4. Narrow Down the Best Channels for Your Campaigns
“Your research and content will be useless if you’re not promoting your campaigns and creative in the right places,” says Wordstream. That’s why it’s so important to do your research—you need to understand where your targeted stakeholders spend their time online, and what’s on their mind.
If you’re targeting someone within a graphic design organization, for example, there’s a good chance that you discovered these individuals spend time on Pinterest from your initial research. On the other hand, targeting financial executives might lead you to sites such as Bloomberg, Market Watch, and Motely Fool.
Using Facebook and LinkedIn can be very powerful when trying to target stakeholders because you can run campaigns that appeal to specific organizations, as well as titles inside those organizations.
5. Implement Your Account-Based Campaigns
Because account-based marketing is so targeted, it’s imperative that you don’t overwhelm your prospects with too high of a frequency of your messages. Seek to strike a balance in the number of touch points across multiple channels.
You’ll also want to make sure your marketing channels aren’t going to speak only to one or two individuals in your target organizations. After all, you’re aiming to target an organization and the stakeholders within it rather than a single individual.
The key is to strike the right balance of attracting your audience’s attention while managing not to turn them off.

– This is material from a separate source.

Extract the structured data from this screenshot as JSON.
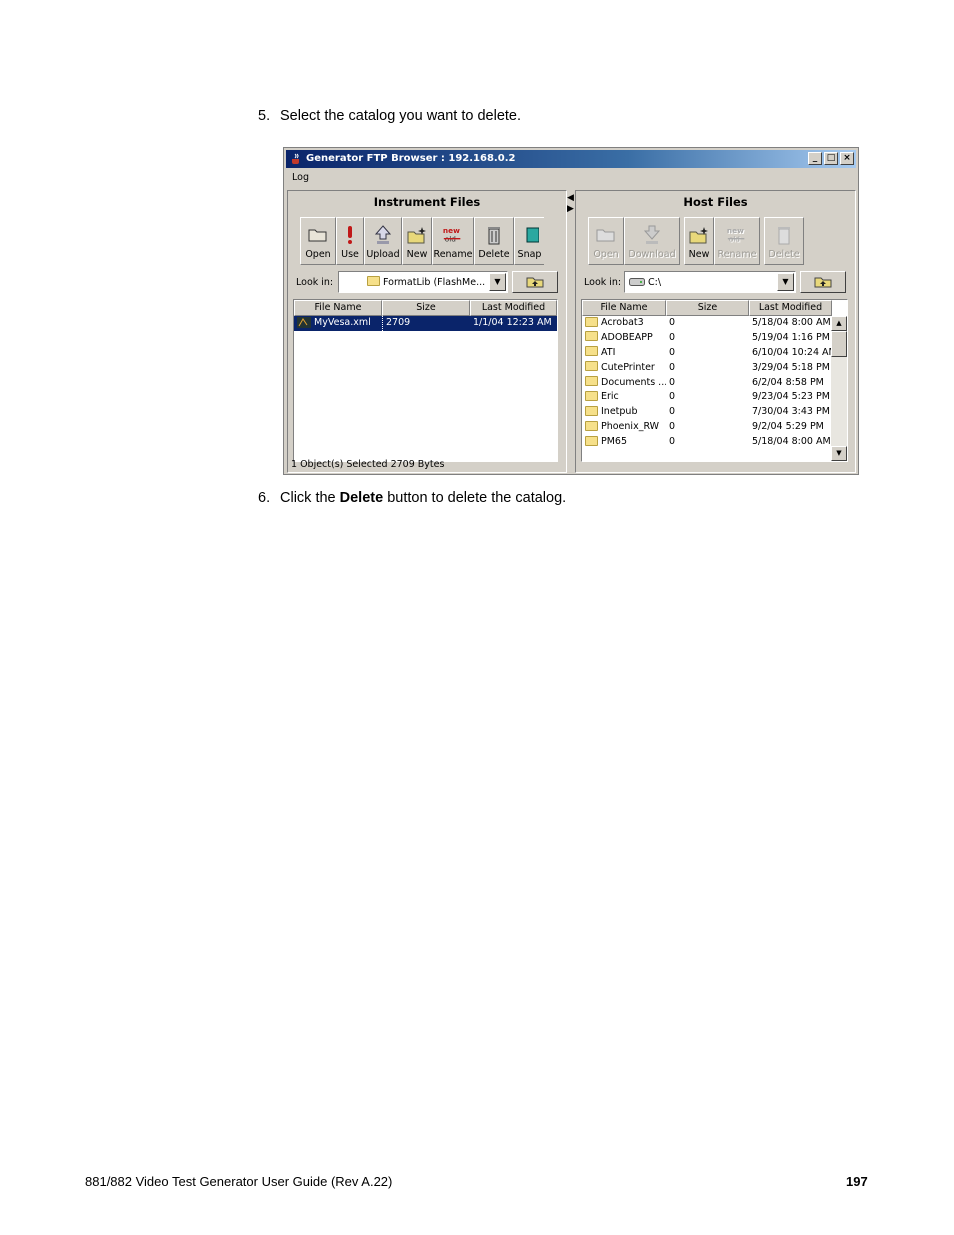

6. Measure Your Marketing Results
After 30 to 60 days of running your campaign, you’ll want to measure and evaluate its effectiveness. Ask some critical questions about your account-based marketing efforts. For example:
- Was your personalized content successful at engaging your target audience?
- Have you expanded the number of known stakeholders within your targeted organizations?
- Were you able to move any of your targeted leads down the sales funnel?
- Was any revenue generated from these campaigns?
- Going forward, what could you do better?
Don’t worry if your results aren’t as good as you hoped the first time around. One of the great things about online marketing is its measurability, which helps you recognize where you need to optimize and improve.
If you were to search for the term “account-based marketing” in Google Trends, you’d see that in the past four years it’s gone from non-existent to extremely popular.
But because there’s so much hype about the topic, you might be tempted to doubt its effectiveness.
As far back as 2014, and ITSMA survey discovered that nearly 85% of marketers who measured their ROI reported ABM initiatives that outperformed most of their other marketing investments, with 50% of them noting that the difference was significant.
Statistics like these demonstrate that ABM is a can’t-miss opportunity for both marketing and sales teams to significantly improve their numbers.